|PEARCE, S - University Of California
|VAZQUEZ-CROSS, H - University Of California
|HERIN, S - University Of California
|HANE, D - David L Hane
|WANG, Y - University Of California
|DUBCOVSKY, J - University Of California
Submitted to: BMC Plant Biology
Publication Type: Peer Reviewed Journal
Publication Acceptance Date: 12/17/2015
Publication Date: 12/24/2015
Citation: Pearce, S., Vazquez-Cross, H., Herin, S.Y., Hane, D., Wang, Y., Gu, Y.Q., Dubcovsky, J. 2015. WheatExp: an RNA-seq expression database for polypoid wheat. Biomed Central (BMC) Plant Biology. 15:299.
Interpretive Summary: Wheat is a globally important crop, accounting for 20 percent of the calories consumed by humanity. Major research efforts to increase wheat production have been focused on expanding genetic diversity, analyzing key traits, and developing genomic resources. However, the large size and complexity of the wheat genome have been substantial barriers to the analyses of its structure and the expression of individual genes. Bread wheat is a hexaploid with three related genomes within a single nucleus, each with its own version of any given gene. However, the quantitative and qualitative contributions of those different versions to the overall expression of a gene and the traits influenced by it could differ. The recent accumulation of large volumes of gene transcript data generated by next-generation sequencing technologies provides a great resource for analyzing the expression patterns of specific genes in the hexaploid genome background. However, processing and analyzing such large volumes of sequence data is a technical challenge and time-consuming task, limiting their application in gene function studies, particularly for smaller laboratories that lack access to high-performance computing infrastructure. In this article, we utilized the publicly available wheat transcript data and developed a bioinformatics resource to distinguish among transcripts from each version of each annotated gene in the hexaploid bread wheat genome. Data from multiple studies was processed and compiled into a database, WheatExp, which can be queried either by DNA sequence matching or by searching for a known gene of interest by its name or functional domains. WheatExp is hosted in the GrainGenes website (http://wheat.pw.usda.gov/WheatExp/) for public access and will serve as a critical resource to the research community for wheat improvement.

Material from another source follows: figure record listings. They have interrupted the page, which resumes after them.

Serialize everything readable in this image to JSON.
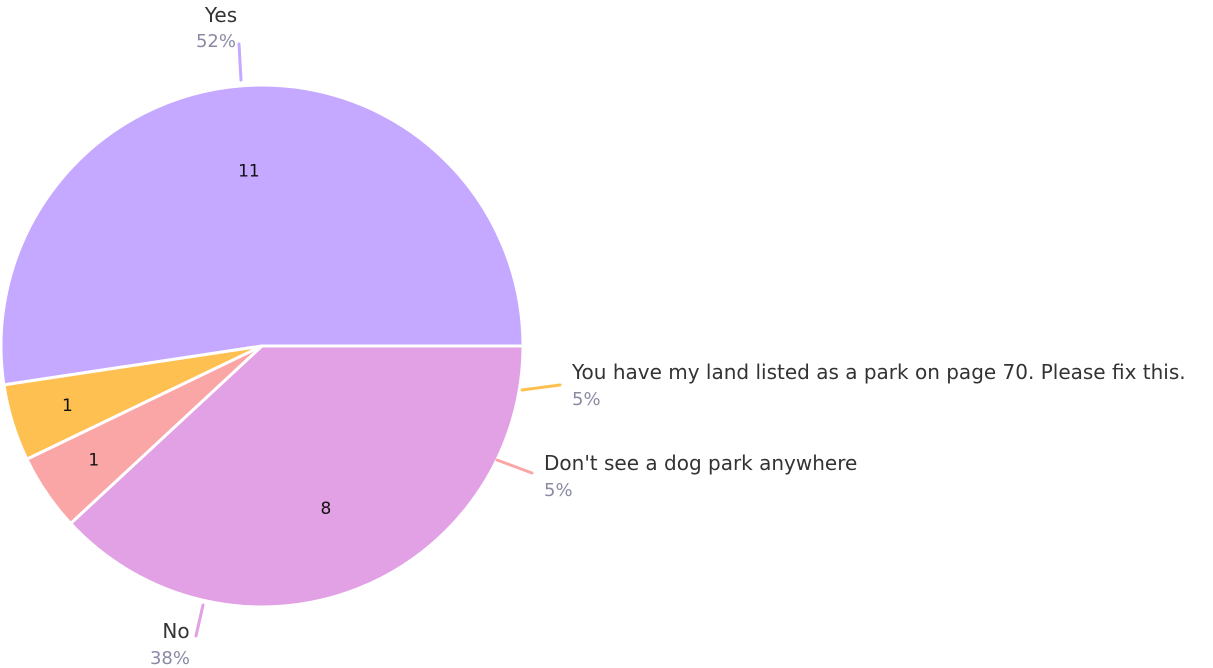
{
  "chart_data": {
    "type": "pie",
    "title": "",
    "slices": [
      {
        "label": "Yes",
        "value": 11,
        "percent": "52%",
        "color": "#c5a8ff"
      },
      {
        "label": "You have my land listed as a park on page 70. Please fix this.",
        "value": 1,
        "percent": "5%",
        "color": "#ffc052"
      },
      {
        "label": "Don't see a dog park anywhere",
        "value": 1,
        "percent": "5%",
        "color": "#fba6a6"
      },
      {
        "label": "No",
        "value": 8,
        "percent": "38%",
        "color": "#e2a1e4"
      }
    ]
  }
}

Technical Abstract: For functional genomics studies, it is important to understand the dynamic expression profiles of transcribed genes in different tissues, stages of development and in response to environmental stimuli. The proliferation in the use of next-generation sequencing technologies by the plant research community has led to the accumulation of large volumes of expression data. However, analysis of these datasets is complicated by the frequent occurrence of polyploidy among economically-important crop species. In addition, processing and analyzing such large volumes of sequence data is a technical and time-consuming task, limiting their application in functional genomics studies, particularly for smaller laboratories which lack access to high-powered computing infrastructure. Wheat is a good example of a young polyploid species with three similar genomes (97% identical among homoeologous genes), rapidly accumulating RNA-seq datasets and a large research community. We present WheatExp, an expression database and visualization tool to analyze and compare homoeologue-specific transcript profiles across a broad range of tissues from different developmental stages in polyploid wheat. Beginning with publicly-available RNA-seq datasets, we developed a pipeline to distinguish between transcripts from each annotated gene in the hexaploid bread wheat genome, including homoeologue-level resolution. Data from multiple studies is processed and compiled into a database which can be queried either by BLAST or by searching for a known gene of interest by name or functional domain. Expression data of multiple genes can be displayed side-by-side across all expression datasets providing immediate access to a comprehensive panel of expression data for specific subsets of wheat genes. The development of a publicly accessible expression database hosted on the GrainGenes website - http://wheat.pw.usda.gov/WheatExp/ - coupled with a simple and readily-comparable visualization tool will empower the wheat research community to use RNA-seq data and to perform functional analyses of target genes. The presented expression data is homoeologue-specific allowing for the analysis of relative contributions from each genome to the overall expression of a gene, a critical consideration for breeding applications. Our approach can be expanded to other polyploid species by adjusting sequence mapping parameters according to the specific divergence of their genomes.